Details of some 30 million passengers who sailed out of Britain between 1890 and 1960 to destinations like Australia, South Africa, North America and India are being made available online at the www.ancestorsonboard.com website.

The 1.5 million pages of passenger lists were previously only available at The National Archives in Kew, southwest London. The move should spark interest among family tree researchers, who are growing in number thanks to a series of historical archives being opened to the public in the Internet.

In particular, the database holds records from the period of mass emigration before the First World War. An estimated 125,000 British people immigrated to the United States, 50,000 to Canada and 25,000 to Australia every year between 1890 and 1914.

"The availability of the passenger lists from ships that left British ports in this period is an invaluable tool for people tracing relatives they believe may have left the UK during this period," said Elaine Collins, commercial director of family history website findmypast.com which developed the database. "They may provide a missing link for many genealogists who have hit a brick wall in their research, as well as helping those outside UK to trace their British heritage."   

Images of the passenger lists will be available to view, download, save and print. As well as the names, departure dates and destinations of each passenger, the records may also include their address, age, marital status and occupation.

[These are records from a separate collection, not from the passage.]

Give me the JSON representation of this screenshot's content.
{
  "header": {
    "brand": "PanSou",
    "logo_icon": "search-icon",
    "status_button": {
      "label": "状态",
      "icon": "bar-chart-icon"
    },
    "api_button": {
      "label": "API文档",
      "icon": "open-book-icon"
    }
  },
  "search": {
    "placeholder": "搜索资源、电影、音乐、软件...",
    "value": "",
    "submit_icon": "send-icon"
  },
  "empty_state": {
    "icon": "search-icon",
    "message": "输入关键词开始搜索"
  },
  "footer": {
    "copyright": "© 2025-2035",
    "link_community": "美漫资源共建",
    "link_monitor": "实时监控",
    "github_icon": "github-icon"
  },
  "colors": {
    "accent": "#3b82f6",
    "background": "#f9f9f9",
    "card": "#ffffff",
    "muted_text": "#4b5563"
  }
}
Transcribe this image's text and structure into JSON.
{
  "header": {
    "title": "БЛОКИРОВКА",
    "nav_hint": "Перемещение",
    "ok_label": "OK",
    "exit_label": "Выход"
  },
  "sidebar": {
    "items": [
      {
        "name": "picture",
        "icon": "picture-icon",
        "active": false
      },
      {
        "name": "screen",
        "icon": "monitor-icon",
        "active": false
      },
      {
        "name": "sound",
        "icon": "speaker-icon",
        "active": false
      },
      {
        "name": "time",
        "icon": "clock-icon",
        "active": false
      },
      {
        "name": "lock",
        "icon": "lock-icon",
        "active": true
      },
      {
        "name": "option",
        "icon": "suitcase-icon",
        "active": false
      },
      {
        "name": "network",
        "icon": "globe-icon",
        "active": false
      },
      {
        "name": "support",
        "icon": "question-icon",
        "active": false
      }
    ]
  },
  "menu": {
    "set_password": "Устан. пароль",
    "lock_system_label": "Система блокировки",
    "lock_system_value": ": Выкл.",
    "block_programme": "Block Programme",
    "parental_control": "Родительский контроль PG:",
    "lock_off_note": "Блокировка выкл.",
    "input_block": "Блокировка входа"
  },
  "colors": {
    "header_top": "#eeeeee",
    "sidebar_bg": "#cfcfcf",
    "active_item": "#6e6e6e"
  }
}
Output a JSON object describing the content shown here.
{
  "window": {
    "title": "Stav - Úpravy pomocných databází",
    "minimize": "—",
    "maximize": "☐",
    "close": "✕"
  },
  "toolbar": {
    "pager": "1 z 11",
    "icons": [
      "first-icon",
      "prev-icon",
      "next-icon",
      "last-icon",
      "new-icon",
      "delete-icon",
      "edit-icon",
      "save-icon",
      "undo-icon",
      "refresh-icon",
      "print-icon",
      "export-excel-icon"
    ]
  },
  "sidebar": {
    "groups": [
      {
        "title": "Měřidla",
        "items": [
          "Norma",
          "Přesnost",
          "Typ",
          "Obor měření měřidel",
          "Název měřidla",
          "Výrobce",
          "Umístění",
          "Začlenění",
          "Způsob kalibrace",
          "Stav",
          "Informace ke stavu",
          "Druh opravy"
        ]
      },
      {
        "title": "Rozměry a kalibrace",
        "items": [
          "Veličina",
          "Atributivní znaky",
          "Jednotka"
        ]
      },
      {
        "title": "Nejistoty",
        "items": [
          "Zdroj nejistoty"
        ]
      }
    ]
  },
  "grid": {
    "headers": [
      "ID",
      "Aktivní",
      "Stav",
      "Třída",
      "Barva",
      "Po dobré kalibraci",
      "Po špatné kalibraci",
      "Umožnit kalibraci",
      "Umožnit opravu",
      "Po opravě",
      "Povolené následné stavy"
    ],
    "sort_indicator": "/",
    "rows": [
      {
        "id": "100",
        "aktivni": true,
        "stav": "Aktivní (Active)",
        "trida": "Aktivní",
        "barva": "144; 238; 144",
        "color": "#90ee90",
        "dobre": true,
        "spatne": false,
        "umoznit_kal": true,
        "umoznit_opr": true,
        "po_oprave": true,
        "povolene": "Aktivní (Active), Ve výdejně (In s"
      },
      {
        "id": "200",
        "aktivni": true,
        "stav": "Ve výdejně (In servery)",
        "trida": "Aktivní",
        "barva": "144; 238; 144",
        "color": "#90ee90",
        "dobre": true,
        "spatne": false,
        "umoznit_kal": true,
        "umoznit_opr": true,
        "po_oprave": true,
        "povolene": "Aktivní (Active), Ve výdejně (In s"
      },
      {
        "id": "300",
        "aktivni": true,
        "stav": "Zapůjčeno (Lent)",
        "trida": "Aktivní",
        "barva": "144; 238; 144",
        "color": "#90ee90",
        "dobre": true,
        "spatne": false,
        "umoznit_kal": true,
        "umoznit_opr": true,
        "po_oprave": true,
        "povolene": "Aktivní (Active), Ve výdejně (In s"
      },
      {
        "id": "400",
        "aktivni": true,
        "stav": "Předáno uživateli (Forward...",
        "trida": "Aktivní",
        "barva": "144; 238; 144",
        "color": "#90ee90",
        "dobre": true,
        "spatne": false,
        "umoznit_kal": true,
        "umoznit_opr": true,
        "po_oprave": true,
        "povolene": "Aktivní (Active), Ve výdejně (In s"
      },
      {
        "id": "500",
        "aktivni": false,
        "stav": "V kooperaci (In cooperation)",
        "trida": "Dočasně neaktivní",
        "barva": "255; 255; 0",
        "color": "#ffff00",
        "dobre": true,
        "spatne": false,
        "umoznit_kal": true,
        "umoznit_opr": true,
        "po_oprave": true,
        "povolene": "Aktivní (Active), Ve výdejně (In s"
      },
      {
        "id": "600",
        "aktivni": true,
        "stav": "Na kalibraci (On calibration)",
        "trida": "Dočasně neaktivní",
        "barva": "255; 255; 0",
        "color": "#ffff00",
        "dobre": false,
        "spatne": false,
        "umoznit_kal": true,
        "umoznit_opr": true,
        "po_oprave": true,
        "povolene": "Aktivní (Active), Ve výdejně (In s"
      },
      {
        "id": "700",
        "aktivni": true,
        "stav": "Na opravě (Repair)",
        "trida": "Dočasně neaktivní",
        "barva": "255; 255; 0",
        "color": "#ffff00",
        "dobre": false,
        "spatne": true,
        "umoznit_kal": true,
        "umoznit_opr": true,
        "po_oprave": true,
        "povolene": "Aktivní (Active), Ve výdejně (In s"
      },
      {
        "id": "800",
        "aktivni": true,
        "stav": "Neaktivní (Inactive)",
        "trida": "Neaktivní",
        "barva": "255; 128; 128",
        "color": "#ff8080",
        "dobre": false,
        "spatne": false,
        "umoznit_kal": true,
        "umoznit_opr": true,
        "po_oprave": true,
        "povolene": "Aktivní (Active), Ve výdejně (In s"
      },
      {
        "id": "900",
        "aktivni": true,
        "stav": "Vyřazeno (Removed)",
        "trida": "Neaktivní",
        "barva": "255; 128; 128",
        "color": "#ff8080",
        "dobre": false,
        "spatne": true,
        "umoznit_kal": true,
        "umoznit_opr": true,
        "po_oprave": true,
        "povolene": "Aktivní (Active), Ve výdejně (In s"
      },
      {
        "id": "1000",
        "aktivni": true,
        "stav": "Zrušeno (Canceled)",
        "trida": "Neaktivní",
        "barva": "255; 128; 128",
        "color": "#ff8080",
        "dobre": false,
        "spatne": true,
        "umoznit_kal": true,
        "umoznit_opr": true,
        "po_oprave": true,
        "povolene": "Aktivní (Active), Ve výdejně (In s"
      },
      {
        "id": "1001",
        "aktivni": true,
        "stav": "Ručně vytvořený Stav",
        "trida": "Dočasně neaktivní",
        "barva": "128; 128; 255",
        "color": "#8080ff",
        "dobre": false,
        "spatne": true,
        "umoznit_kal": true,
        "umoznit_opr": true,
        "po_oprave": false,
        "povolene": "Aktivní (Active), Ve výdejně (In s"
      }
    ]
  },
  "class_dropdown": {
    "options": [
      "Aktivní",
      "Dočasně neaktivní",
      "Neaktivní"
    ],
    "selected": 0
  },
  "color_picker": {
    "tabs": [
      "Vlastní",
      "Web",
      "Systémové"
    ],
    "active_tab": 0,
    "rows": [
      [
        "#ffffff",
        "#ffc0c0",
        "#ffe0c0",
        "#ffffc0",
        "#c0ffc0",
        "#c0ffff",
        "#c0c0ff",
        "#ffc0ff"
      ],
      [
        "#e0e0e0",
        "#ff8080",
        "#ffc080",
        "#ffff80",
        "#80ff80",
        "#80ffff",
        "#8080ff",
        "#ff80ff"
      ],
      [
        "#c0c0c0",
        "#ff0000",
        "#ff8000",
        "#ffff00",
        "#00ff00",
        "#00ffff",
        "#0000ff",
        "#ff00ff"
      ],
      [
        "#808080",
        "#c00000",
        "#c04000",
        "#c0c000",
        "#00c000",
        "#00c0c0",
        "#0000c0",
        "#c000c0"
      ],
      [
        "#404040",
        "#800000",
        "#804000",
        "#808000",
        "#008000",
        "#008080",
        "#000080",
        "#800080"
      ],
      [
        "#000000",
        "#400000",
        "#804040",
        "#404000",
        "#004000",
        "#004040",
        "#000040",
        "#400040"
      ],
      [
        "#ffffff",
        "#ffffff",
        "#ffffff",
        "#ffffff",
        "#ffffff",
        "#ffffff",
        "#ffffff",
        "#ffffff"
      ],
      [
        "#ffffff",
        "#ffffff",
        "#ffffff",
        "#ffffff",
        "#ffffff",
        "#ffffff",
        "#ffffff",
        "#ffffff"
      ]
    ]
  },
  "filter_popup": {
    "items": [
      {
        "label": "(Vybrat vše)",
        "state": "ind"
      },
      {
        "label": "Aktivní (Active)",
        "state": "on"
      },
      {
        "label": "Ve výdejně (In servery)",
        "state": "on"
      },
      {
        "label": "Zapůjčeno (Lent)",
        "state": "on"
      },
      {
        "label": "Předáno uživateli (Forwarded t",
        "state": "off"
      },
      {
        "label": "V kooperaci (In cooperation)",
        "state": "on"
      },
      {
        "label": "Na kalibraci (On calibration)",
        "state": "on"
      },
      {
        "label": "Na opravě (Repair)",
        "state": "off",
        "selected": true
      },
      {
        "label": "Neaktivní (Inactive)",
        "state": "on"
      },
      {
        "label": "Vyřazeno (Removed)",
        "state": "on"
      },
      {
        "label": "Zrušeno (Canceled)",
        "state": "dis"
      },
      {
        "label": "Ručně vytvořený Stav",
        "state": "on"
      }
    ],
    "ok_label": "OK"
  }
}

"We hope that digitisation will open up a hugely valuable resource for genealogists and social historians all over the world," said Dan Jones, head of business development at The National Archives.

The passenger lists could shed new light on social trends. "There are war brides and babies from the First World War, soldiers who returned to Canada with English and Scottish wives," the spokeswoman said. The lists also reveal the story of Jewish migrants who fled persecution and poverty in Russia to escape to South Africa via British ports.

Passengers also include businessmen, diplomats and tourists and many European trans-migrants are listed. Famous faces found when compiling the online database include a 16-year-old British actor called Archibald Leach sailing in 1920 from Southampton to the United States, where he made his name as Hollywood idol Cary Grant.

The records also show British playwright Noel Coward travelling to New York - not to mention the passenger list of the ill-fated Titanic, which sank in the Atlantic Ocean in 1912. The 1890 to 1900 records go online from Wednesday, with the subsequent decades to follow over the next six months.